Conclusions and future work
The duality between IEnumerator<T>
and IObserver<T>
extends into a
network protocol setting. By looking at it in a network protocol
context, we can see the natural emergence of credit-based flow control
on the one hand, and acknowledgement on the other. With this model of
a data transfer protocol in mind, we can examine existing protocols
such as TCP and AMQP to see how they map to the operations we have
identified.
There are one or two remaining loose ends I’m interested in following
up. Firstly, what is the generalisation of both interfaces, so evident
in both TCP and AMQP, like? Whatever it is, it could turn out to be a
good candidate for a generalised model of a flow-controlled reliable
information stream. Secondly, both IEnumerator<T>
and IObserver<T>
are inherently stateful approaches to data streaming. What do we see
if we switch to pure-functional models of enumeration and observation?

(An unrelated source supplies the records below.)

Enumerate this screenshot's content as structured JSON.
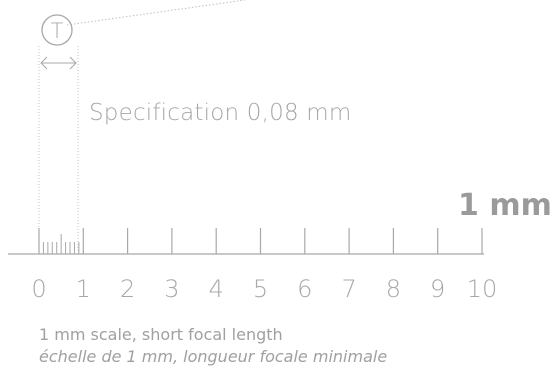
{
  "diagram": {
    "symbol_letter": "T",
    "specification": "Specification 0,08 mm",
    "unit_label": "1 mm",
    "scale_labels": [
      "0",
      "1",
      "2",
      "3",
      "4",
      "5",
      "6",
      "7",
      "8",
      "9",
      "10"
    ],
    "caption_en": "1 mm scale, short focal length",
    "caption_fr": "échelle de 1 mm, longueur focale minimale",
    "colors": {
      "ink": "#a8a8a8",
      "light": "#c4c4c4"
    }
  }
}
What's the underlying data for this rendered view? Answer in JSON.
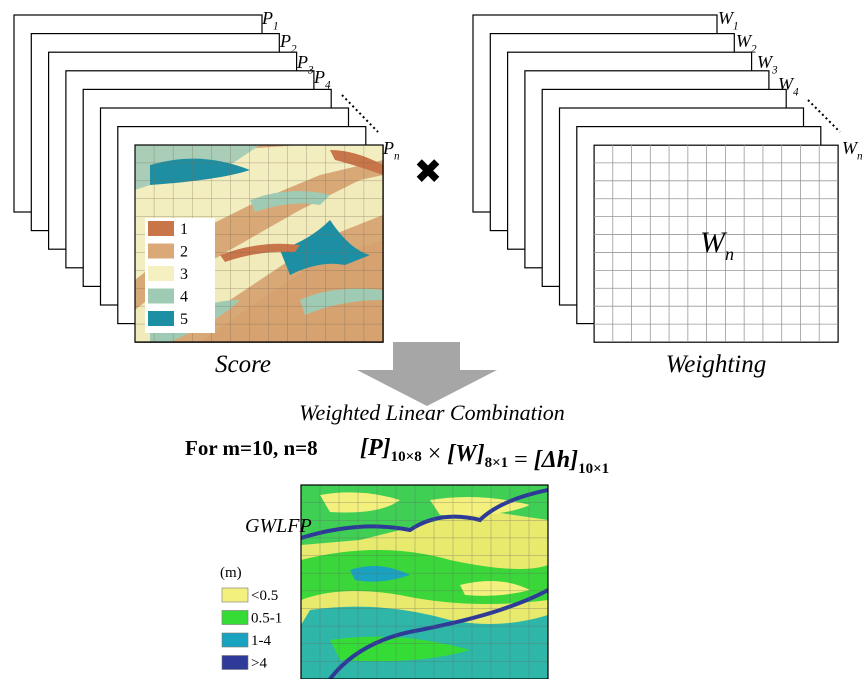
{
  "score_stack": {
    "labels": [
      {
        "letter": "P",
        "index": "1"
      },
      {
        "letter": "P",
        "index": "2"
      },
      {
        "letter": "P",
        "index": "3"
      },
      {
        "letter": "P",
        "index": "4"
      },
      {
        "letter": "P",
        "index": "n"
      }
    ],
    "caption": "Score",
    "legend": [
      {
        "label": "1",
        "color": "#c8754a"
      },
      {
        "label": "2",
        "color": "#dba878"
      },
      {
        "label": "3",
        "color": "#f5f0c2"
      },
      {
        "label": "4",
        "color": "#9fcbb5"
      },
      {
        "label": "5",
        "color": "#1c8fa5"
      }
    ]
  },
  "weight_stack": {
    "labels": [
      {
        "letter": "W",
        "index": "1"
      },
      {
        "letter": "W",
        "index": "2"
      },
      {
        "letter": "W",
        "index": "3"
      },
      {
        "letter": "W",
        "index": "4"
      },
      {
        "letter": "W",
        "index": "n"
      }
    ],
    "center_label": {
      "letter": "W",
      "index": "n"
    },
    "caption": "Weighting"
  },
  "operator": "✖",
  "combination": {
    "title": "Weighted Linear Combination",
    "condition": "For m=10, n=8",
    "equation": [
      {
        "main": "[P]",
        "sub": "10×8"
      },
      {
        "main": " × "
      },
      {
        "main": "[W]",
        "sub": "8×1"
      },
      {
        "main": " = "
      },
      {
        "main": "[Δh]",
        "sub": "10×1"
      }
    ]
  },
  "result": {
    "title": "GWLFP",
    "unit": "(m)",
    "legend": [
      {
        "label": "<0.5",
        "color": "#f4f07e"
      },
      {
        "label": "0.5-1",
        "color": "#36dc36"
      },
      {
        "label": "1-4",
        "color": "#1aa3c1"
      },
      {
        "label": ">4",
        "color": "#2d3a98"
      }
    ]
  }
}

What are the analogous network protocol models like? I suspect that
the answers here will lead in the direction of more
RESTful
models of message transmission such as
RestMS and
ReverseHTTP.
-
Erik’s article is available as HTML and also as a PDF, which is the form I originally saw it in. Thanks to @hylomorphism for pointing me toward the article and thus kicking off this interesting train of thought. ↩
-
SML code illustrating the use of these
enumerator
andobserver
types can be found here. ↩ -
There are other kinds of flow control besides credit-based: XON/XOFF and RTS/CTS signalling will be familiar to those that have used serial links and modems. ↩
-
Specifically, transfer of responsibility. The receiver of a message, by sending () to the sender of the message, indicates that it has taken responsibility for the message, and that the sender no longer needs to concern itself with it or attempt further redelivery. There are other kinds of acknowledgement scheme: NAKs, for example, are used in multicast applications to indicate a gap in a received data stream. ↩
-
I should really put the word “reliable” in scare quotes… ↩
Comments (closed)
Have you thought about how/if this relates to William Cooks work on batched rpc (http://www.cs.utexas.edu/~wcoo...
It looks like William Cook's approach involves mobile code, which I'm not considering here. There is some similarity, though, if we shift to considering pipelining and batching of pure functional code: in that situation, one often wants to use the results of a previous operation as an argument to a subsequent operation. The E community has done some work on "promise pipelining" that connects to this idea. See chapter 16 of Mark S Miller's thesis.